Since Cannon desperately mimics Chris Tucker’s preening, strutting, motormouth wisecracking at every turn, it’s no surprise to find that Marcos Siega’s formulaic film is akin to an adolescent variation on Rush Hour, with jive-talking Tracy—whose decision to drop out before graduation and get a GED is dubbed “the easy way out”—forced to navigate a foreign land (the rich suburban halls of academia) with the help of a friendly Asian (Kelly Hu) while seducing a caliente Spanish teacher (Roselyn Sanchez, of Rush Hour 2 fame). Cannon’s showboating narcissism is so overwhelming and unjustified that every fish-out-of-water bit involving Tracy’s participation in “white” activities (paintball, jet skiing, rugby) immediately flunks out, though only screenwriters David Wagner and Brent Goldberg can be faulted for the preposterous depiction of wealthy WASPs as ghetto-tough streetballin’ superstars and Sanchez’s Ms. Lopez as a Hispanic variation on Mary Kay Letourneau.

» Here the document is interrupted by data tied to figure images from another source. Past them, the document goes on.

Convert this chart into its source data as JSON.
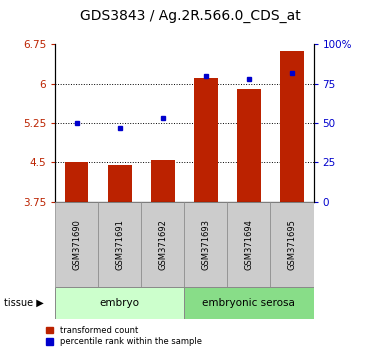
{
  "title": "GDS3843 / Ag.2R.566.0_CDS_at",
  "samples": [
    "GSM371690",
    "GSM371691",
    "GSM371692",
    "GSM371693",
    "GSM371694",
    "GSM371695"
  ],
  "bar_values": [
    4.5,
    4.45,
    4.55,
    6.1,
    5.9,
    6.62
  ],
  "percentile_values": [
    50,
    47,
    53,
    80,
    78,
    82
  ],
  "bar_color": "#bb2200",
  "dot_color": "#0000cc",
  "ylim_left": [
    3.75,
    6.75
  ],
  "ylim_right": [
    0,
    100
  ],
  "yticks_left": [
    3.75,
    4.5,
    5.25,
    6.0,
    6.75
  ],
  "yticks_right": [
    0,
    25,
    50,
    75,
    100
  ],
  "ytick_labels_left": [
    "3.75",
    "4.5",
    "5.25",
    "6",
    "6.75"
  ],
  "ytick_labels_right": [
    "0",
    "25",
    "50",
    "75",
    "100%"
  ],
  "grid_lines": [
    4.5,
    5.25,
    6.0
  ],
  "tissue_groups": [
    {
      "label": "embryo",
      "samples": [
        0,
        1,
        2
      ],
      "color": "#ccffcc"
    },
    {
      "label": "embryonic serosa",
      "samples": [
        3,
        4,
        5
      ],
      "color": "#88dd88"
    }
  ],
  "legend": [
    {
      "label": "transformed count",
      "color": "#bb2200"
    },
    {
      "label": "percentile rank within the sample",
      "color": "#0000cc"
    }
  ],
  "bar_width": 0.55,
  "title_fontsize": 10,
  "tick_fontsize": 7.5,
  "bg_xlabels": "#cccccc"
}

As the undercover brother exposes a link between a drug ring and stolen car operation being orchestrated by one of Westbury’s most powerful people, Underclassman partakes in scatological stupidity (featuring Felicity‘s Ian Gomez squatting in a bush) and endless “light-skinned folks are crazy” bits in which wigger Alex (Johnny Lewis) flaunts an incompetent grasp of hip-hop vernacular (claiming someone has “angry skills” on the basketball court) and Tracy acts flummoxed by the word “soiree.” His eventual realization that the French-derived word is “Caucasian for party” may supposedly reflect a newfound appreciation for academia, but Siega’s hackneyed, by-the-books action-comedy deserves a dunce cap.